Commuting bad for you? Experts say it is outdated

Bosses: Enough to make workers commute for too many meetings.

Like that The cow Blanquartleadership expert and author of the flexible work book The suitcase office, in a recent interview with Fortune Connect, It’s fortune executive leadership community. The “worst” companies overload meetings, which he says are “not only killers of freedom, but killers of time.”

We know this before the pandemic, although few companies seem to have taken the hint. A September 2022 study from UNC Charlotte found that a full third of meetings are useless, and allowing expensive employees to attend them costs tens of thousands of dollars in lost revenue each year.

“If you look at why the meetings are organized, how they are organized, and how they are organized—first of all, why are they organized?” he said. Most meetings, true to the cliché, can easily be replaced by an email. “There are dashboards and automatic information systems to know if something is happening or not.”

In fact, Blanquart added, putting people together when it’s not absolutely necessary is “kind of punishing them.” And even if eliminating meetings altogether is the answer is probably notholding them just for the sake of holding them is an expensive punishment for the workers.

“People spend—I just calculated this morning—$16,000 a year to commute, on average,” Blanquart said. “When that comes into the office to hear a manager talk about, ‘yeah we got our numbers, thanks for coming here, have a cup of coffee and a sandwich and go home,’ that’s disrespectful to our employees.”

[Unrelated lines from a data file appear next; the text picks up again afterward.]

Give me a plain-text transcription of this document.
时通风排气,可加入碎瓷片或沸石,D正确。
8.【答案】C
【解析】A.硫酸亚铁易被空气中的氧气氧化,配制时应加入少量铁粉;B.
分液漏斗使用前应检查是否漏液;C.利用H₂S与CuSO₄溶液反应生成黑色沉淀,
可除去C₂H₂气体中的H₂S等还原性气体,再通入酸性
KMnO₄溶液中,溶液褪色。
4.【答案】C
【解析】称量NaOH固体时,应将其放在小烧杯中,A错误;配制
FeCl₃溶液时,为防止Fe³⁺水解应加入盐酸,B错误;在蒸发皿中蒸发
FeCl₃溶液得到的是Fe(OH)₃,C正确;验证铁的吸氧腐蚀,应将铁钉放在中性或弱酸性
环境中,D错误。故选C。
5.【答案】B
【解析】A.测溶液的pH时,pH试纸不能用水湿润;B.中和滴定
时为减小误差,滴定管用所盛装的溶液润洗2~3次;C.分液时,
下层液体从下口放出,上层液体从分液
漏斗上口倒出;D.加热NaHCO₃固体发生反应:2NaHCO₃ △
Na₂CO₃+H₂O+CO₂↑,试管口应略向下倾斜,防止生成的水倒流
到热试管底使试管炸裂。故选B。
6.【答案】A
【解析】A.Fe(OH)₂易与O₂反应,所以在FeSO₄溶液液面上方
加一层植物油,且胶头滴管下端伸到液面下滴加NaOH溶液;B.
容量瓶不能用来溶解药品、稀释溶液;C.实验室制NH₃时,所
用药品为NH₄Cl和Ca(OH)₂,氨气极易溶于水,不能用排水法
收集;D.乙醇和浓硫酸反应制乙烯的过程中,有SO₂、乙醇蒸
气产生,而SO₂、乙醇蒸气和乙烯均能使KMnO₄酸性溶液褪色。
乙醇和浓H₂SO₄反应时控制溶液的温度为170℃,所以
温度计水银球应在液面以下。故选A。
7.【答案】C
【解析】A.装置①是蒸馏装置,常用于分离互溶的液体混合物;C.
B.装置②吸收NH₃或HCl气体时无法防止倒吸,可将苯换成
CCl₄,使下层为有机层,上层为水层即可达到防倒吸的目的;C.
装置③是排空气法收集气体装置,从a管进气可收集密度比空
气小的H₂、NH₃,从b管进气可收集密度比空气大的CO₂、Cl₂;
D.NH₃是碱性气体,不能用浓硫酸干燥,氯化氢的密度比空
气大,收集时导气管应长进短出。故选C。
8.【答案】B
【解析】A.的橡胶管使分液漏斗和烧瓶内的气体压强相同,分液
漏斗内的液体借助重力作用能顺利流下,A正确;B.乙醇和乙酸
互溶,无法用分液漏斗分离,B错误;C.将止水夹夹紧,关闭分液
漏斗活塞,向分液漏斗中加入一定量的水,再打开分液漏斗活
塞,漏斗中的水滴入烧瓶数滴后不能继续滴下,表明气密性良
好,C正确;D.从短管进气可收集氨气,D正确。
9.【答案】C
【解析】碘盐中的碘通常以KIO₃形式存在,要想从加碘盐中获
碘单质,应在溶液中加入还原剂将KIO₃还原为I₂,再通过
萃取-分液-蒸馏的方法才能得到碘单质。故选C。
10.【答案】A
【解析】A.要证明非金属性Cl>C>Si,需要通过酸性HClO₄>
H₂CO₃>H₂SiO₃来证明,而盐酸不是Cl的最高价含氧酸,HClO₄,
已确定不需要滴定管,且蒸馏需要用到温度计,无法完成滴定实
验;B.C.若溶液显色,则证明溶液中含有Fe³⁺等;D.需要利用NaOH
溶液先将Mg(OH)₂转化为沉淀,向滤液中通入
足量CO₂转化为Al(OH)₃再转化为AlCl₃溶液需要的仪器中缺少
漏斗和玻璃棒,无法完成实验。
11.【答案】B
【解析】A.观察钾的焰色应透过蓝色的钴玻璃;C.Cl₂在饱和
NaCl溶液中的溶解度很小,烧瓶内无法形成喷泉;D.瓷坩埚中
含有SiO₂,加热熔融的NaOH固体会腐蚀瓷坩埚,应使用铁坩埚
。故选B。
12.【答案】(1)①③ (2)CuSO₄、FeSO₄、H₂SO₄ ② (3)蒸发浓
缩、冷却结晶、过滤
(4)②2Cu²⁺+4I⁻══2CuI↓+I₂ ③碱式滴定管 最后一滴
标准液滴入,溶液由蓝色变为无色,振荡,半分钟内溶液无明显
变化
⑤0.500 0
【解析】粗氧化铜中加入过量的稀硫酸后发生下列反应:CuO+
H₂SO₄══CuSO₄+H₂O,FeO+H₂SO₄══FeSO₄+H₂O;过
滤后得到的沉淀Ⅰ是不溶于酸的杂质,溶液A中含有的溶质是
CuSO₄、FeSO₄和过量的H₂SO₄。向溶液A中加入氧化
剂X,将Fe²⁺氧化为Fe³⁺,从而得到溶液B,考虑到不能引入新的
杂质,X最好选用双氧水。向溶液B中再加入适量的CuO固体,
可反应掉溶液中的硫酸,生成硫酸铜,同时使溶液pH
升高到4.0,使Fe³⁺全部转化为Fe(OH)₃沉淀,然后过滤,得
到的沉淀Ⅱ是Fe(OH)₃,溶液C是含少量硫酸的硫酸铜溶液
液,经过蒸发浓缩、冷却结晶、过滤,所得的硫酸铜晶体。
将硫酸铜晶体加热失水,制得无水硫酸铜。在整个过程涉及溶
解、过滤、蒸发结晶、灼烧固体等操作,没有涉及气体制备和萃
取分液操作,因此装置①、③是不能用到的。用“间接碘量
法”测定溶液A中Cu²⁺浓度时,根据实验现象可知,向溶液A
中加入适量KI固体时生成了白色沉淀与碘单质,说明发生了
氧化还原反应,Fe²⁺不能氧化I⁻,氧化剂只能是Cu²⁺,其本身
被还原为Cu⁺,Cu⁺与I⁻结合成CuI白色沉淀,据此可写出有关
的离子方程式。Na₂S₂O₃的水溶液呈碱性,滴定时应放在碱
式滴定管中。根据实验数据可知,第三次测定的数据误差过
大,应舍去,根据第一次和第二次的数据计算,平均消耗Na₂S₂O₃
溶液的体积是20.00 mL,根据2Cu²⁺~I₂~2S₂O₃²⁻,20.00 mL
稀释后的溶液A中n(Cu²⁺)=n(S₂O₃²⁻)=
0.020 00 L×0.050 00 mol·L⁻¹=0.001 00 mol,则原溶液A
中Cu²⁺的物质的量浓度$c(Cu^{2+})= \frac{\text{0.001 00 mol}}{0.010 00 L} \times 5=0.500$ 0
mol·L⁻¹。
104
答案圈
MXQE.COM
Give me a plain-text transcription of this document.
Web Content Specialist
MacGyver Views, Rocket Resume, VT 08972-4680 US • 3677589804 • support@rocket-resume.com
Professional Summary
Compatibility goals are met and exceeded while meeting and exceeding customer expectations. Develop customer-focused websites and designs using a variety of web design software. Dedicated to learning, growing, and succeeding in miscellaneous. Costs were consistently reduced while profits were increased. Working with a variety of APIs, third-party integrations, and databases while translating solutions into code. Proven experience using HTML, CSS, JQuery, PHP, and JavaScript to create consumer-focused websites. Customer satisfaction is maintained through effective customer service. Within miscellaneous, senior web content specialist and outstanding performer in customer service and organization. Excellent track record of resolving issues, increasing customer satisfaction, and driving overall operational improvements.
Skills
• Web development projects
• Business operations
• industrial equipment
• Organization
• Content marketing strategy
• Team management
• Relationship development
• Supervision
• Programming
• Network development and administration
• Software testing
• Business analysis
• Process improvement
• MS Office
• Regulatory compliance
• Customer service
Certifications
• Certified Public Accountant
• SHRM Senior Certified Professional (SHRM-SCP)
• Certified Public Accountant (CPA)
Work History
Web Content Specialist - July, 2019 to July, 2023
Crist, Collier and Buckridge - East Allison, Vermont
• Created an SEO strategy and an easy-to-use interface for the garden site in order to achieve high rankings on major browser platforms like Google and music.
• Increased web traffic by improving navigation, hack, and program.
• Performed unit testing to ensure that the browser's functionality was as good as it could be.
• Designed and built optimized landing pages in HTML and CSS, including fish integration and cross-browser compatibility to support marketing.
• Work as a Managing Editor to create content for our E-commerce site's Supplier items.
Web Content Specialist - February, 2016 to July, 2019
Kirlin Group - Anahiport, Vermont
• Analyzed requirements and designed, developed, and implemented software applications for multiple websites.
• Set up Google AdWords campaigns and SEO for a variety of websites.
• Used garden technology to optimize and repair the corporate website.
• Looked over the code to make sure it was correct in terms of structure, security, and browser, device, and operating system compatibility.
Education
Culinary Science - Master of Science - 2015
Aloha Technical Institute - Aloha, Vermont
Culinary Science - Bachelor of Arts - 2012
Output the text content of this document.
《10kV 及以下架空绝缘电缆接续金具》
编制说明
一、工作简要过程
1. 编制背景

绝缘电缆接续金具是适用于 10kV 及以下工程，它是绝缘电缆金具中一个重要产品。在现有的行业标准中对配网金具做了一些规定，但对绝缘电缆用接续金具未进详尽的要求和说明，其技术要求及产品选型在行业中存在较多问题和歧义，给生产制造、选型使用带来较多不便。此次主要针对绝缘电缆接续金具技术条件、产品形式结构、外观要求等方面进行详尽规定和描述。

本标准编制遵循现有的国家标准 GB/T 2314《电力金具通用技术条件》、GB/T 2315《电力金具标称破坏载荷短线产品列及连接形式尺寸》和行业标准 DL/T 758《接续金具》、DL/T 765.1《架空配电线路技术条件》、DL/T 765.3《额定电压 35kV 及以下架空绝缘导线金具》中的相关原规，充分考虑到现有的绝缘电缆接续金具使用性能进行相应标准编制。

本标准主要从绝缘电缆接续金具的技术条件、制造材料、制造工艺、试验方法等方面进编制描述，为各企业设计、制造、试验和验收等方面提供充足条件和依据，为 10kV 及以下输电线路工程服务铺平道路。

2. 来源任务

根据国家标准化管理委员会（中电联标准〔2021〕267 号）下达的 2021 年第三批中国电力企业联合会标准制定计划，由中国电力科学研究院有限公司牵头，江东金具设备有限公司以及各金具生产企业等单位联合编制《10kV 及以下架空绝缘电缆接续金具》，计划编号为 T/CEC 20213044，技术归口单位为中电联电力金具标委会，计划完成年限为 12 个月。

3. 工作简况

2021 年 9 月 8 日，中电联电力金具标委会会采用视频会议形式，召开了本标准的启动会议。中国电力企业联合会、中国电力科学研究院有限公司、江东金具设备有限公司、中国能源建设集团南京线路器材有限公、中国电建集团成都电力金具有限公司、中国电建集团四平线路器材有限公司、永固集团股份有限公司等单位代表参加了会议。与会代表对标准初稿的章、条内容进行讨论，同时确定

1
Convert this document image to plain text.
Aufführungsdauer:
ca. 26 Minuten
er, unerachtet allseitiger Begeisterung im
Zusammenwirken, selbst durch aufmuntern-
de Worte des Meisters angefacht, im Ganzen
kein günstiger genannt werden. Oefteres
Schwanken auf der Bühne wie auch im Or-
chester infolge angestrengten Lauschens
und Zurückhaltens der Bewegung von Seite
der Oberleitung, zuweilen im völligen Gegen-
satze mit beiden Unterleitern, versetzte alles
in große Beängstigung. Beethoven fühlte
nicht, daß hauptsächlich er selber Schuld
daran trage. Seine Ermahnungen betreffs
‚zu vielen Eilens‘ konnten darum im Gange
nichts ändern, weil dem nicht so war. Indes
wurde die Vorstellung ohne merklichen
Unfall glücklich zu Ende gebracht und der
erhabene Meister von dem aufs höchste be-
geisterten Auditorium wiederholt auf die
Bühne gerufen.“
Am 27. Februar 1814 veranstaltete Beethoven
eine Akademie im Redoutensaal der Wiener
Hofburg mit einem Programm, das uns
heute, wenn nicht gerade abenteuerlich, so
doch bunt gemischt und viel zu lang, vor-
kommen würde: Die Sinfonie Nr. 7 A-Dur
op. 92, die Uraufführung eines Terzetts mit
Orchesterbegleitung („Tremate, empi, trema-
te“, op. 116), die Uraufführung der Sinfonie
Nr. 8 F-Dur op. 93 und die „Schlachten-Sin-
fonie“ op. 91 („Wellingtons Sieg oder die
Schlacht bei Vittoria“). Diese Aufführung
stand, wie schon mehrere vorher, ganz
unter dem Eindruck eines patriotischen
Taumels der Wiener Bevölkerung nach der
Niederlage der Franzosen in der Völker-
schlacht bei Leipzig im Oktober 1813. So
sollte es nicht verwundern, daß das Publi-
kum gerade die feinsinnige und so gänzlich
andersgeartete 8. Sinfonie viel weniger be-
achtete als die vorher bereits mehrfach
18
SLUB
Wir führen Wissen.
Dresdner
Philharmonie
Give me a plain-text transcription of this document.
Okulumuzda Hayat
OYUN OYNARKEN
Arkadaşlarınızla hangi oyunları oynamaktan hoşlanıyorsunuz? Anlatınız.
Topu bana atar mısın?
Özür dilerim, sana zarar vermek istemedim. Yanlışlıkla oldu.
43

After all, 84% of respondents to a FlexJobs survey says the best benefit of working remotely is the elimination of travel. That’s probably because it’s become so expensive—an annual average of $8,466, 31% more than pre-pandemic. In addition, they are taller; the Census Bureau FINDING the average trip by Americans has jumped 10% since 2006 for drivers, and doubled for those taking public transportation.

Meetings should go the way of the fax machine

Perhaps the misplaced emphasis on meetings stems from bosses feeling stuck in a pre-pandemic way of working. After all, Blanquart says we allow offices to remain firmly in the past. (Just famous no one wants to enter.)

“We are still in the same office where we introduced the typewriter and the rotary telephone; we did not redesign the concept,” said Blanquart. “We still have an office where there should be a fax machine in the corner and a typewriter on the side table. We are slowly evolving into a work environment that is ready for the new way of working and the technological world we are in today.

Traditional office spaces—along with other remnants of the past such as eight hour work day and the whole personal work week-now frozen in an “industry model,” said Blanquart, which he believes is allowed to live “past its sell-by date.” To the frustration of workers and bosses, “everything is based on 38- to 40-hour work weeks, but we’re not in that society anymore.”

Certainly not; just ask the knowledge workers. Almost everything of them (95%) want schedule flexibility, per a 10,000-person survey from Slack’s Future Forum. Some companies, such as Salesforceit took them.

But many companies still look to the past when looking forward. Each person is the best judge of their own productivity and what “success” looks like to them – and that probably doesn’t include commuting for a ton of meetings.